Add a new column when the below conditions are achieved.
- if "Action" comes before "Scence" ==> Assign value equal 1 (in a new column)
- if "Dialogue" comes before "Scence" ==> Assign value equal 2 (in a new column)
- if "Scence" comes before "Scence" ==> Assign value equal 3 (in a new column)
My code is as below:
for i in range(len(df)):
if df['Type'][i] == "Action" < df['Type'][i] == "Scene":
i.append(1)
CodePudding user response:
I'm going to assume you're using pandas. Normally you don't want to iterate over each row like the way you're doing. What you can do is create an intermediary column which is just all the values shifted up by 1
e.g. df['shifted_Type'] = df['Type'].shift(-1)
import pandas as pd
def foo(row):
if row['type'] == 'action' and row['shifted_type'] == 'scene':
return 1
else: # add other comparisons here
return 0
df = pd.DataFrame()
# setting up a sample df
df['type'] = ['scene', 'action', 'action', 'scene','action']

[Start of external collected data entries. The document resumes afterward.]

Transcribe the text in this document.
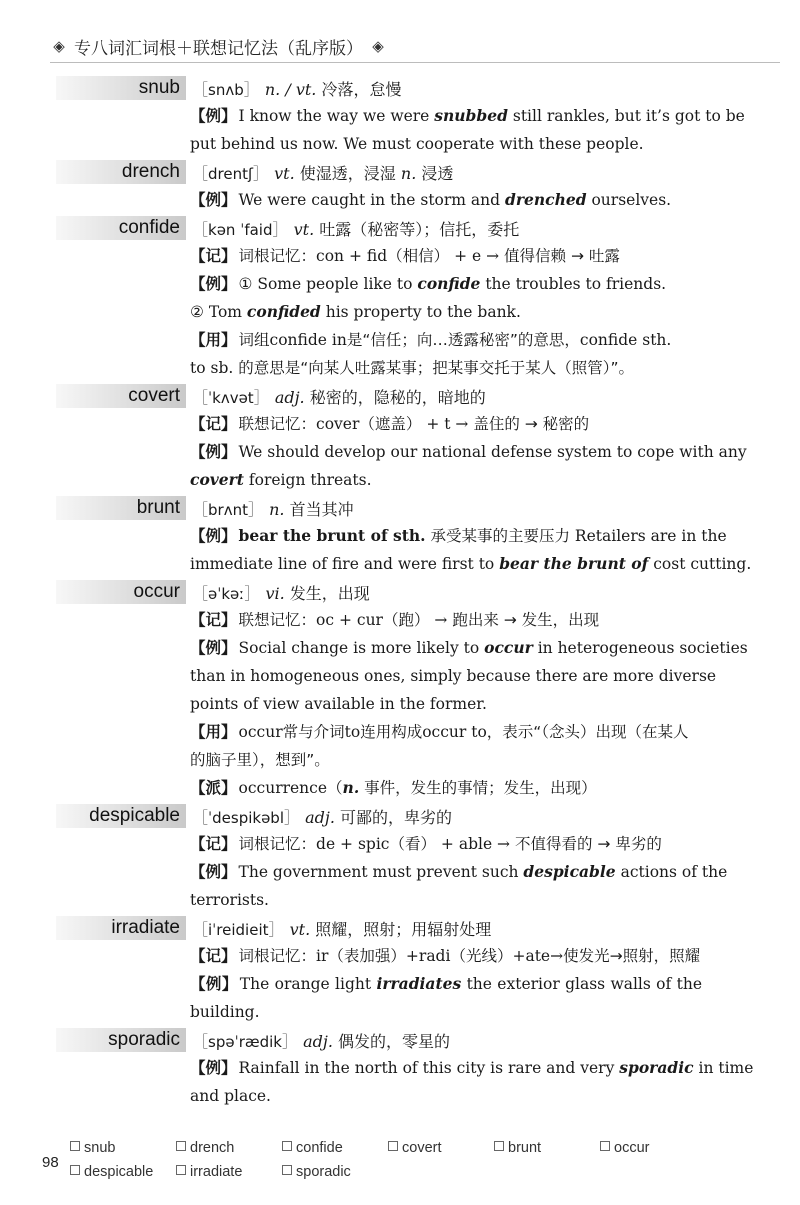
◈ 专八词汇词根＋联想记忆法（乱序版） ◈
snub ［snʌb］ n. / vt. 冷落，怠慢
【例】 I know the way we were snubbed still rankles, but it’s got to be
put behind us now. We must cooperate with these people.
drench ［drentʃ］ vt. 使湿透，浸湿 n. 浸透
【例】 We were caught in the storm and drenched ourselves.
confide ［kən ˈfaid］ vt. 吐露（秘密等）；信托，委托
【记】 词根记忆：con + fid（相信） + e → 值得信赖 → 吐露
【例】 ① Some people like to confide the troubles to friends.
② Tom confided his property to the bank.
【用】 词组confide in是“信任；向…透露秘密”的意思，confide sth.
to sb. 的意思是“向某人吐露某事；把某事交托于某人（照管）”。
covert ［ˈkʌvət］ adj. 秘密的，隐秘的，暗地的
【记】 联想记忆：cover（遮盖） + t → 盖住的 → 秘密的
【例】 We should develop our national defense system to cope with any
covert foreign threats.
brunt ［brʌnt］ n. 首当其冲
【例】 bear the brunt of sth. 承受某事的主要压力 Retailers are in the
immediate line of fire and were first to bear the brunt of cost cutting.
occur ［əˈkəː］ vi. 发生，出现
【记】 联想记忆：oc + cur（跑） → 跑出来 → 发生，出现
【例】 Social change is more likely to occur in heterogeneous societies
than in homogeneous ones, simply because there are more diverse
points of view available in the former.
【用】 occur常与介词to连用构成occur to，表示“（念头）出现（在某人
的脑子里），想到”。
【派】 occurrence（n. 事件，发生的事情；发生，出现）
despicable ［ˈdespikəbl］ adj. 可鄙的，卑劣的
【记】 词根记忆：de + spic（看） + able → 不值得看的 → 卑劣的
【例】 The government must prevent such despicable actions of the
terrorists.
irradiate ［iˈreidieit］ vt. 照耀，照射；用辐射处理
【记】 词根记忆：ir（表加强）+radi（光线）+ate→使发光→照射，照耀
【例】 The orange light irradiates the exterior glass walls of the
building.
sporadic ［spəˈrædik］ adj. 偶发的，零星的
【例】 Rainfall in the north of this city is rare and very sporadic in time
and place.
98
snub	drench	confide	covert	brunt	occur
despicable	irradiate	sporadic
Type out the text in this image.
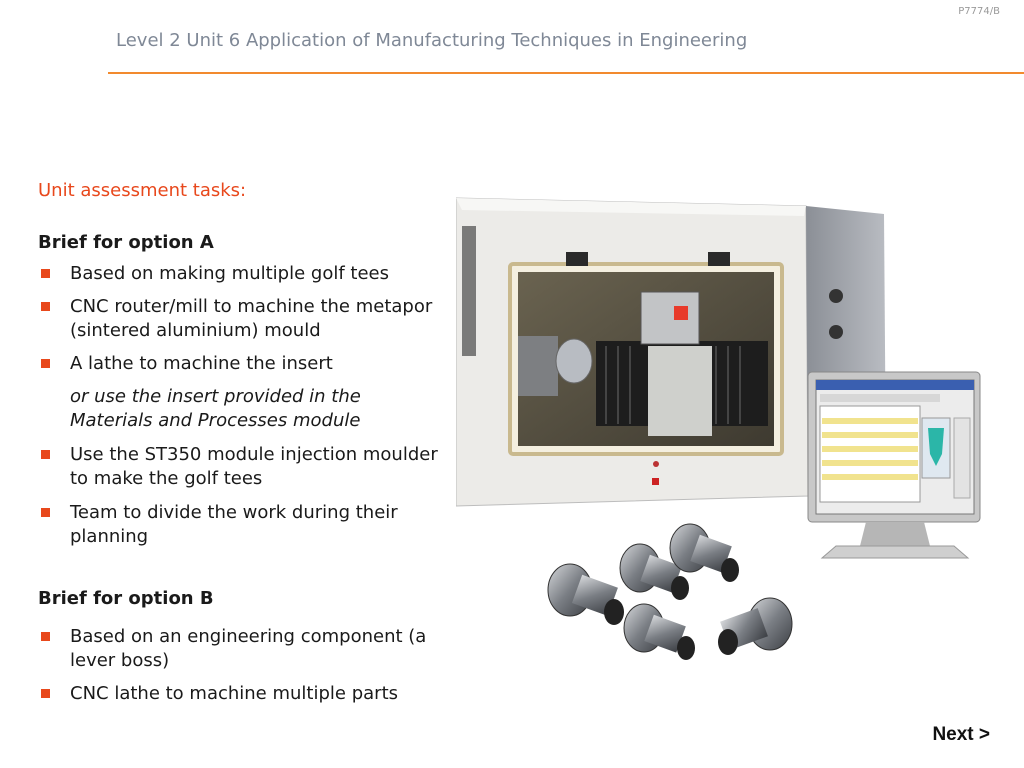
P7774/B
Level 2 Unit 6 Application of Manufacturing Techniques in Engineering
Unit assessment tasks:
Brief for option A
Based on making multiple golf tees
CNC router/mill to machine the metapor (sintered aluminium) mould
A lathe to machine the insert
or use the insert provided in the Materials and Processes module
Use the ST350 module injection moulder to make the golf tees
Team to divide the work during their planning
Brief for option B
Based on an engineering component (a lever boss)
CNC lathe to machine multiple parts
Next >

# creating new column of 'type' shifted backward by 1
df['shifted_type'] = df['type'].shift(-1)
# creating new column of result with the specified logic in foo applied
df['result'] = df.apply(foo, axis=2)
print(df)
OUTPUT:
type shifted_type result
0 scene action 0
1 action action 0
2 action scene 1
3 scene action 0
4 action NaN 0
CodePudding user response:
@ajoseps Thanks for your great effort.
Yes, I am using pandas but I don't want to shift type.
I am classifying my scenes into 3 categories: So if the word "Action" comes before "Scene" this type is labeled as 0 in a new column. And if the word "Dialogue" comes before "Scene" this type is labeled as 1 in the same new column.